Nai Nai has stage four terminal lung cancer and about three months left to live. Everyone in the family knows that. Everyone, but Nai Nai. She thinks that the persistent cough she’s been having is a leftover infection from a previous pneumonia. That the spots from her CT scan are just “benign shadows.” And that her grandson Hao Hao’s recent wedding announcement is exactly that—a wedding. What she doesn’t know is that her family has decided to keep her terminal diagnosis from her and is using Hao Hao’s wedding as an excuse for family members scattered around the world to return to China and see Nai Nai for the last time. 

L to R: “Jiang Yongbo, Aoi Mizuhara, Chen Han, Tzi Ma, Awkwafina, Li Xiang, Lu Hong, and Diana Lin.” Courtesy of Big Beach.

This is the premise of Lulu Wang’s The Farewell, which centres a Chinese family whom, in accordance with a longstanding Chinese tradition, makes the executive decision to withhold the truth of Nai Nai’s illness from her, in hopes that she can live out the rest of her life without the painful knowledge of her impending death. As much as the film is about a final farewell to a beloved grandmother then, self-evident in its English title—The Farewell—it is also equally about deception. The Chinese title of the film is a clever nod to that theme—别告诉她, which translates to Don’t Tell Her.

While the decision to keep Nai Nai’s illness a secret from her is made consensually with most of the family members, it does not go without challenge from a certain granddaughter with a liberal belief system of her own. Billi is a Chinese-American in her thirties residing in New York City, having immigrated there with her parents more than twenty years ago. Straddling two vastly distinct cultures—Chinese and American—she is uniquely positioned to offer the audience an Americanised perspective on (what she perceives as) the confusing customs of the Chinese world. Through Billi, who does not understand why Nai Nai cannot know the truth of her condition and repeatedly questions the people around her about the morality behind the decision, the film introduces and explores the two opposing perspectives on the issue. 

Out of the five times the question of telling Nai Nai is raised, Billi is responsible for four of them. We see her protesting the decision again and again, bringing the question up to her parents, her Aunt, her Uncle, and even the doctor who treats Nai Nai. She rehashes the same question: 

“She doesn’t have a lot of time left. She should know, right?” 

“Don’t you think we should tell Nai Nai?” 

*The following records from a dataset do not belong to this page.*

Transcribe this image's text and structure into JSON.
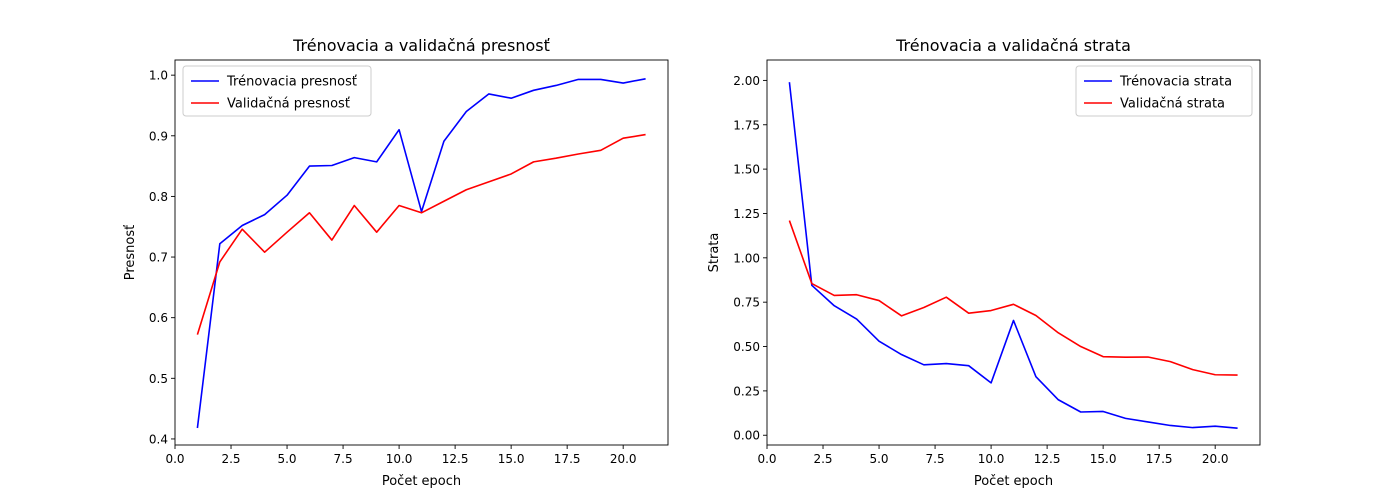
{
  "chart_data": [
    {
      "type": "line",
      "title": "Trénovacia a validačná presnosť",
      "xlabel": "Počet epoch",
      "ylabel": "Presnosť",
      "xlim": [
        0.0,
        22.0
      ],
      "ylim": [
        0.39,
        1.025
      ],
      "xticks": [
        0.0,
        2.5,
        5.0,
        7.5,
        10.0,
        12.5,
        15.0,
        17.5,
        20.0
      ],
      "xtick_labels": [
        "0.0",
        "2.5",
        "5.0",
        "7.5",
        "10.0",
        "12.5",
        "15.0",
        "17.5",
        "20.0"
      ],
      "yticks": [
        0.4,
        0.5,
        0.6,
        0.7,
        0.8,
        0.9,
        1.0
      ],
      "ytick_labels": [
        "0.4",
        "0.5",
        "0.6",
        "0.7",
        "0.8",
        "0.9",
        "1.0"
      ],
      "legend_position": "upper-left",
      "grid": false,
      "x": [
        1,
        2,
        3,
        4,
        5,
        6,
        7,
        8,
        9,
        10,
        11,
        12,
        13,
        14,
        15,
        16,
        17,
        18,
        19,
        20,
        21
      ],
      "series": [
        {
          "name": "Trénovacia presnosť",
          "color": "#0000ff",
          "values": [
            0.418,
            0.722,
            0.752,
            0.77,
            0.802,
            0.85,
            0.851,
            0.864,
            0.857,
            0.91,
            0.775,
            0.891,
            0.94,
            0.969,
            0.962,
            0.975,
            0.983,
            0.993,
            0.993,
            0.987,
            0.994
          ]
        },
        {
          "name": "Validačná presnosť",
          "color": "#ff0000",
          "values": [
            0.572,
            0.692,
            0.746,
            0.708,
            0.741,
            0.773,
            0.728,
            0.785,
            0.741,
            0.785,
            0.773,
            0.792,
            0.811,
            0.824,
            0.837,
            0.857,
            0.863,
            0.87,
            0.876,
            0.896,
            0.902
          ]
        }
      ]
    },
    {
      "type": "line",
      "title": "Trénovacia a validačná strata",
      "xlabel": "Počet epoch",
      "ylabel": "Strata",
      "xlim": [
        0.0,
        22.0
      ],
      "ylim": [
        -0.055,
        2.115
      ],
      "xticks": [
        0.0,
        2.5,
        5.0,
        7.5,
        10.0,
        12.5,
        15.0,
        17.5,
        20.0
      ],
      "xtick_labels": [
        "0.0",
        "2.5",
        "5.0",
        "7.5",
        "10.0",
        "12.5",
        "15.0",
        "17.5",
        "20.0"
      ],
      "yticks": [
        0.0,
        0.25,
        0.5,
        0.75,
        1.0,
        1.25,
        1.5,
        1.75,
        2.0
      ],
      "ytick_labels": [
        "0.00",
        "0.25",
        "0.50",
        "0.75",
        "1.00",
        "1.25",
        "1.50",
        "1.75",
        "2.00"
      ],
      "legend_position": "upper-right",
      "grid": false,
      "x": [
        1,
        2,
        3,
        4,
        5,
        6,
        7,
        8,
        9,
        10,
        11,
        12,
        13,
        14,
        15,
        16,
        17,
        18,
        19,
        20,
        21
      ],
      "series": [
        {
          "name": "Trénovacia strata",
          "color": "#0000ff",
          "values": [
            1.99,
            0.845,
            0.73,
            0.655,
            0.53,
            0.455,
            0.397,
            0.404,
            0.392,
            0.295,
            0.647,
            0.33,
            0.2,
            0.131,
            0.134,
            0.095,
            0.075,
            0.055,
            0.043,
            0.051,
            0.04
          ]
        },
        {
          "name": "Validačná strata",
          "color": "#ff0000",
          "values": [
            1.21,
            0.855,
            0.788,
            0.792,
            0.759,
            0.673,
            0.72,
            0.778,
            0.688,
            0.703,
            0.738,
            0.675,
            0.577,
            0.5,
            0.443,
            0.44,
            0.441,
            0.415,
            0.37,
            0.341,
            0.339
          ]
        }
      ]
    }
  ]
}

“Are you going to tell her?”

“Don’t you think it’s wrong to lie?” 

L-R: “Aoi Mizuhara, Chen Han, Tzi Ma, Awkwafina, Li Xiang, Lu Hong, and Diana Lin”.” Credit: A24 Films

Coming in with a Westernised point of view, Billi voices out what some of us are thinking: Isn’t it Nai Nai’s right to know? Isn’t it illegal not to tell her? What if she has things she wants to take care of? To say goodbye? To these questions, we receive some answers from the Chinese viewpoint:

Billi’s mother explains that Chinese people have a saying, “When people get cancer, they die. It’s not the cancer that kills them, it’s the fear.” Billi’s Aunt is matter-of-fact and tells her plain that it’s too painful for Nai Nai to say goodbye and the news of her illness might ruin her good mood. The doctor justifies the lie by saying that it is a “good lie,” a compassionate one to spare her the truth and allow her to enjoy the remainder of her life. But it is Uncle Haibin’s monologue-answer, delivered with such authority, that is the most impactful and which ultimately convinces Billi to stop questioning the family’s decision. He says:  

You know Billi. You need to understand something. You guys moved to a Western country a long time ago, so you’re no longer connected to the Eastern way of looking at things. In America, you think one’s life belongs to oneself. But that’s the difference between the East and the West. In the East, your life is part of a whole. Family. Society. You want to tell Nai Nai the truth because you feel too much responsibility carrying it. If you tell her, then you don’t have to feel guilty anymore. We’re not telling her because it is our responsibility to carry this emotional burden for her. 

And with that, Billi tacitly agrees to keep the secret and the wedding proceeds smoothly as planned. Resembling a pre-death funeral for her, the wedding is a teary one with a eulogy-like tribute made to Nai Nai by Uncle Haibin. Having had to suppress their grief the entire time leading up to the occasion, Uncle Haibin and Hao Hao use the wedding as an opportunity for emotional catharsis. The two take turns to cry uncontrollably, passing tears of sadness as tears of joy.   

As we watch the movie, it is hard not to imagine ourselves in Billi’s position. Would we tell? In the end, the film passes no judgement on which paradigm—Eastern or Western, collectivist or individualist—is right or wrong. Rather, it implores us to understand where each side is coming from and learn the cultural reasonings behind it. To tell or not to tell? This is a difficult question with no straightforward answer and Wang does not attempt to give one to us. If there is a message at all in the film, it appears to be cultural relativism: resisting our impulse to judge a foreign culture by the standards of our own.